Unless you are from Cleveland (I was born there but moved to Portland, OR in college) and are a sports fan of its teams, there is just no way to understand the emotions of the city right now. (And for those of you critcizing Dan Gilbert, you are absolutely right. It was silly and probably stupid but that letter was not aimed at players; it was aimed at Cleveland fans. And every fan in the city wanted to give Gilbert a ticker-tape parade just for saying it.) Some of this is about LeBron James but most of the reaction is to a lifetime of heartache, of almost wins and our players bringing championships to other teams and teams moved and hopes dashed. It is visceral and emotional and had absolutely nothing to do with LeBron leaving. Well, not totally anyway. It is anything but rational.

It is a long history of this. It is Michael Jordan’s shot over Craig Ehlo when the Cavs were the best team in the league, it is Jose Mesa imploding in the ninth inning of the seventh game of the 1997 World Series to an expansion team that bought a championship. It was about Earnest Byner fumbling on the one yard line that would have sent the Browns to the Super Bowl and John Elway driving 98 yards for a touchdown and the win in another playoff game with one minute left on the clock. It was about Bill Belichek cutting Bernie Kosar and Manny Ramirez winning multiple World Series’ in Boston and Cliff Lee and CC Sabathia facing each other in game one of the World Series last year both playing for different teams. It is about Brian Sipe’s interception in the end zone that cost us the Super Bowl appearance in 1980 and about 30 years of futile owners and managers who traded away championship players for over the hill nobodies. It is a little about LeBron James and the fact that our best hope for a championship in a long-time was unable to do it even when the Cavs surrounded him by five [actually, four as LeBron was the fifth] former All-Stars. And it was, most of all, about Art Modell ripping out the heart of the city and selling it to Baltimore in the back of an airplane (and then that team winning the Super Bowl shortly thereafter).

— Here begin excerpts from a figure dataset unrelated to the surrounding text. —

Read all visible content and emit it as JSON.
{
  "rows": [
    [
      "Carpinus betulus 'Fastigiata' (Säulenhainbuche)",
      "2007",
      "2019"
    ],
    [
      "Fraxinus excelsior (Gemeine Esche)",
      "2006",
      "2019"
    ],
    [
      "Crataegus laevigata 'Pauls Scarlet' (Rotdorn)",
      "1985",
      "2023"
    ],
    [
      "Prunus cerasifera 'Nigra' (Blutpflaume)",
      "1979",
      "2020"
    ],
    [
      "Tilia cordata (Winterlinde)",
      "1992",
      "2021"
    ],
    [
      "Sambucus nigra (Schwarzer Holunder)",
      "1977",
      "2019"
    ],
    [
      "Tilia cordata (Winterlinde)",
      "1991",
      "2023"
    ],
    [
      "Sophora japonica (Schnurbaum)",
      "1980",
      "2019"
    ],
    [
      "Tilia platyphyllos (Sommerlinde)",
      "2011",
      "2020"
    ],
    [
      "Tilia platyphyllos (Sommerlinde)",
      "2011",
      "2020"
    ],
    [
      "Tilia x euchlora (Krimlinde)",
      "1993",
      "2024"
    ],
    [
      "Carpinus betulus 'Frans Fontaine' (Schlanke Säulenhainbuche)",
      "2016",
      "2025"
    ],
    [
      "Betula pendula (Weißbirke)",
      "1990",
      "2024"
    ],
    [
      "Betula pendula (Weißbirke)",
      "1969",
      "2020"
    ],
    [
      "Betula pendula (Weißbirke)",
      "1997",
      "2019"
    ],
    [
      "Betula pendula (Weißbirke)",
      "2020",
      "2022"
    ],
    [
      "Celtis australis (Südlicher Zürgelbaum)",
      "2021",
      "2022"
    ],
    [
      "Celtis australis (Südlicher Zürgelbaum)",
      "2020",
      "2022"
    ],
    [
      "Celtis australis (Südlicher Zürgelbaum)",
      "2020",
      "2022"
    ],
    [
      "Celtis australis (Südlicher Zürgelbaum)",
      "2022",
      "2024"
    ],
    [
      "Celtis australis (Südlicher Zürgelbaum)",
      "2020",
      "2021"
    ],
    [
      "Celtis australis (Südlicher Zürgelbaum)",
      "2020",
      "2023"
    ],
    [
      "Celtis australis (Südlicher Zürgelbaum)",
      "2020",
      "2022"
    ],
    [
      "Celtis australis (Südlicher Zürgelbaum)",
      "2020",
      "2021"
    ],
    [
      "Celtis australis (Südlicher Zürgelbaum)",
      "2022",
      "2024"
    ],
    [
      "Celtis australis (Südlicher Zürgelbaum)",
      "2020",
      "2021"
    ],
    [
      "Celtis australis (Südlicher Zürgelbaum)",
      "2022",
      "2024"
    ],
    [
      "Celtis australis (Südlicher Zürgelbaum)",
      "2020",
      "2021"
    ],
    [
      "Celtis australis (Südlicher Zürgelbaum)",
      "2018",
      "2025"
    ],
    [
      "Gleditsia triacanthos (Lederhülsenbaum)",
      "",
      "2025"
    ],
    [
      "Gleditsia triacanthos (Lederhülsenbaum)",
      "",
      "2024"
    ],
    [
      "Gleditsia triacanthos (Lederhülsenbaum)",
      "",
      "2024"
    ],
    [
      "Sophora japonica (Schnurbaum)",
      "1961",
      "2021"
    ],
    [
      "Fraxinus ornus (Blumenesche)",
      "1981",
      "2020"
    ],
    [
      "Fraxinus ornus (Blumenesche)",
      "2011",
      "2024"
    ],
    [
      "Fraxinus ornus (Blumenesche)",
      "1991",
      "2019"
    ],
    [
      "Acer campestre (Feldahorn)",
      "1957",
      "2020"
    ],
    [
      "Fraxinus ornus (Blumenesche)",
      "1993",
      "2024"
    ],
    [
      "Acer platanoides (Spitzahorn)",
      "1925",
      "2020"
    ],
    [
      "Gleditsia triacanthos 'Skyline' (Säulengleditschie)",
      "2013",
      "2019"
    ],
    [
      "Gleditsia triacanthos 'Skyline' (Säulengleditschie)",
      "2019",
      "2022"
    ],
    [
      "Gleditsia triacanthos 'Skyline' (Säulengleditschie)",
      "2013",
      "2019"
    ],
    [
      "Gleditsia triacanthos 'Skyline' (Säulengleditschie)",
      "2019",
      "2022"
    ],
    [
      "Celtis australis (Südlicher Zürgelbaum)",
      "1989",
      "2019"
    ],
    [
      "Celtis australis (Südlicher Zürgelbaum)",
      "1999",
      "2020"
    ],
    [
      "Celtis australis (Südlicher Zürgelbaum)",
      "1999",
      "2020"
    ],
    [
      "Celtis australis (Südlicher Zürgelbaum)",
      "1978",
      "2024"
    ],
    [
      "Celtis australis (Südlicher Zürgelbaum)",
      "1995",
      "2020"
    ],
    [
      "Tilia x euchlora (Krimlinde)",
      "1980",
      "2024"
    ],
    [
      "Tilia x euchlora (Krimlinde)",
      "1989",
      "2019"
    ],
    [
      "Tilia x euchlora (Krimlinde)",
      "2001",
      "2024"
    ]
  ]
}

Rationally you and your commenters are right. The balance of power in the NBA has shifted to the players. There are four major teams in the NBA and the rest are also rans: Boston, LA Lakers, Orlando and Miami. Each team has multiple All-Stars who were brought together in circumvention, you could say, of the intention of the rules of the league. And I don’t think anyone in Cleveland would begrudge LeBron for saying he wants to win championships and he feels his best chance of doing that is in Miami with Wade and Bosh. He happens to be right, in my opinion, given how the NBA works. Even Clevelanders would say we have lost good players before and will in the future, too. Sure, the initial hurt feelings would have been that but that is not what drove fans into the street to burn LeBron jerseys. What drove fans into the street was the way he did it.

What did LeBron do? He signed a three year contract and, one year into it, started courting the media and talking about free agency, giving the impression he was just waiting out his time. He didn’t tell the Cavs until he was on the air, giving Cleveland no chance to sign another top notch free agent (whether they could or not), he did it with an in-your-face style that is completely not Cleveland, and he did it in the most narcistic, self-serving way. It was an embarrassment for the city and an affront to the state.

And given everything else, given all the close calls and stolen dreams, it was completely unexpected from a Cleveland native son.